In Fatal Half Measures, a collection of speeches, essays, and reminiscences, Yevtushenko seems to be urging Soviet society on toward democracy as one would goad a stalled mule. "On the brink of precipices," he writes, "we can't jump halfway across." In powerful speeches he reminds his countrymen of past woe, the Stalinist terror: "Half memory leads to half conscience…. Children on the banks of the Kolyma River to this day will bring you blueberries in human skulls they find and smile in innocent absence of memory." He ridicules those who resist trying the new freedoms: "Instead of Vasilii Belov's vigilant thesis that can be reduced to 'Every Xerox under surveillance,' I propose the thesis: 'A personal Xerox for every Soviet citizen.' Perhaps a Xerox would help him with his writing." As ever, he compares the different lots of Soviet and Western counterparts who remain as oblivious of each other as "Gina Lollobrigida and Red Square."

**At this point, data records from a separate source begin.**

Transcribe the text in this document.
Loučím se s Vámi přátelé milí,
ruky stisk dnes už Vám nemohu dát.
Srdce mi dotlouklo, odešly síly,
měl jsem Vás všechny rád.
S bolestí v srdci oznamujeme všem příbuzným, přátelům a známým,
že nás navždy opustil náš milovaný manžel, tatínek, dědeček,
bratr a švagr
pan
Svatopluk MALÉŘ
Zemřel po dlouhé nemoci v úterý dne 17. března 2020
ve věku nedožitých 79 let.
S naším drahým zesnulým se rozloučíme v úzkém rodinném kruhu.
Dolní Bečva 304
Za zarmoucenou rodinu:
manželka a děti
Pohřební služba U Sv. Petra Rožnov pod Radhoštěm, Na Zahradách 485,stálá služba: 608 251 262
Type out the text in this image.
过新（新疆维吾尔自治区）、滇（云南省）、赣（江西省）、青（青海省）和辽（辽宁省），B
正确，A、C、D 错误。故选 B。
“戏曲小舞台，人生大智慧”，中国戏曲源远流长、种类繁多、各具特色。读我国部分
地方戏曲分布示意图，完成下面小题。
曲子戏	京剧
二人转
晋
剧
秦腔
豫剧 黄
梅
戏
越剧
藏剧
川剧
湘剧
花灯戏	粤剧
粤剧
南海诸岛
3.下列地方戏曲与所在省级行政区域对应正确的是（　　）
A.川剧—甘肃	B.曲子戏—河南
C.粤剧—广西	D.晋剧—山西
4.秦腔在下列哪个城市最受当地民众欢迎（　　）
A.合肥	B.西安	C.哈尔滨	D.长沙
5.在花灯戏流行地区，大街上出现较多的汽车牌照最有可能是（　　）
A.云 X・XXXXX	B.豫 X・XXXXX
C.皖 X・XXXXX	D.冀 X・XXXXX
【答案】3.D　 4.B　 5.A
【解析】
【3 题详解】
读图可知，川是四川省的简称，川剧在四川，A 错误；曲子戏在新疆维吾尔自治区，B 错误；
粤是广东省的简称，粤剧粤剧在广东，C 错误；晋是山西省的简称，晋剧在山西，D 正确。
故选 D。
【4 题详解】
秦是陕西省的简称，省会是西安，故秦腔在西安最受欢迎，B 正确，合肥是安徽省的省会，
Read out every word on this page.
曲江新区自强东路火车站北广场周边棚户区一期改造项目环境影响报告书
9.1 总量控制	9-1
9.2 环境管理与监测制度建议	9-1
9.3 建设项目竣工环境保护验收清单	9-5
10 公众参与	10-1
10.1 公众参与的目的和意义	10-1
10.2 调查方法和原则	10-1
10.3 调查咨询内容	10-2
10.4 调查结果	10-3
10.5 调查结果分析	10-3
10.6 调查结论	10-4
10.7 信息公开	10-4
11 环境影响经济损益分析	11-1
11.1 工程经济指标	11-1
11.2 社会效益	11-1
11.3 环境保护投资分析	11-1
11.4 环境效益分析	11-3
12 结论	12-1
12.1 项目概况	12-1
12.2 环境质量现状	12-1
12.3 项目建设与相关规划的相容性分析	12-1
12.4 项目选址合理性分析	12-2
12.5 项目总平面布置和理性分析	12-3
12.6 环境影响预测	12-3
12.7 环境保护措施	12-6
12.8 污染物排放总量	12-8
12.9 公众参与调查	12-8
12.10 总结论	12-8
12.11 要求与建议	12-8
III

Although the issue of Soviet democracy is paramount. Yevtushenko provides a wide range of recollections from his long history of international travels and from his knowledge of Russian literary figures. In the section called "Beyond Borders" we visit France. Brazil, China, and a host of other countries. We read of Doris Day and Pablo Picasso and meet the Eskimo poet Zoya Nenlyumkina. In the section titled "Russian Geniuses" Yevtushenko comments on Russian poets from Pushkin, Baratynsky, and Tiutchev to Mayakovsky, Tsvetaeva, and Pasternak. He examines the character of prose writers like Leo Tolstoy (starting with an anecdote about Jacqueline Kennedy). Dostoevsky, Chekhov, Gorky, Alexei Tolstoy (a "pen of genius," lacking only "pangs of conscience"), and Andrei Platonov (a comparison of one of his characters with the late Armand Hammer concludes with the title notion "The Proletariat Does Not Need Psychosis"). He includes here as well the composer Dmitri Shostakovich (a talent "Pushkinesque in scope" whom he talked out of signing an official letter against the Prague Spring in 1968).
Yevtushenko has been almost everywhere. He knows almost everybody. He remembers it all and he writes wonderfully. This is what makes Fatal Half Measures such a feast. For anyone interested in Soviet society and especially those of a literary bent, it is truly a delight. Antonina Bouis deserves much credit too, not only for her able selection and translation but also for her explanatory notes and her inclusion of a useful index.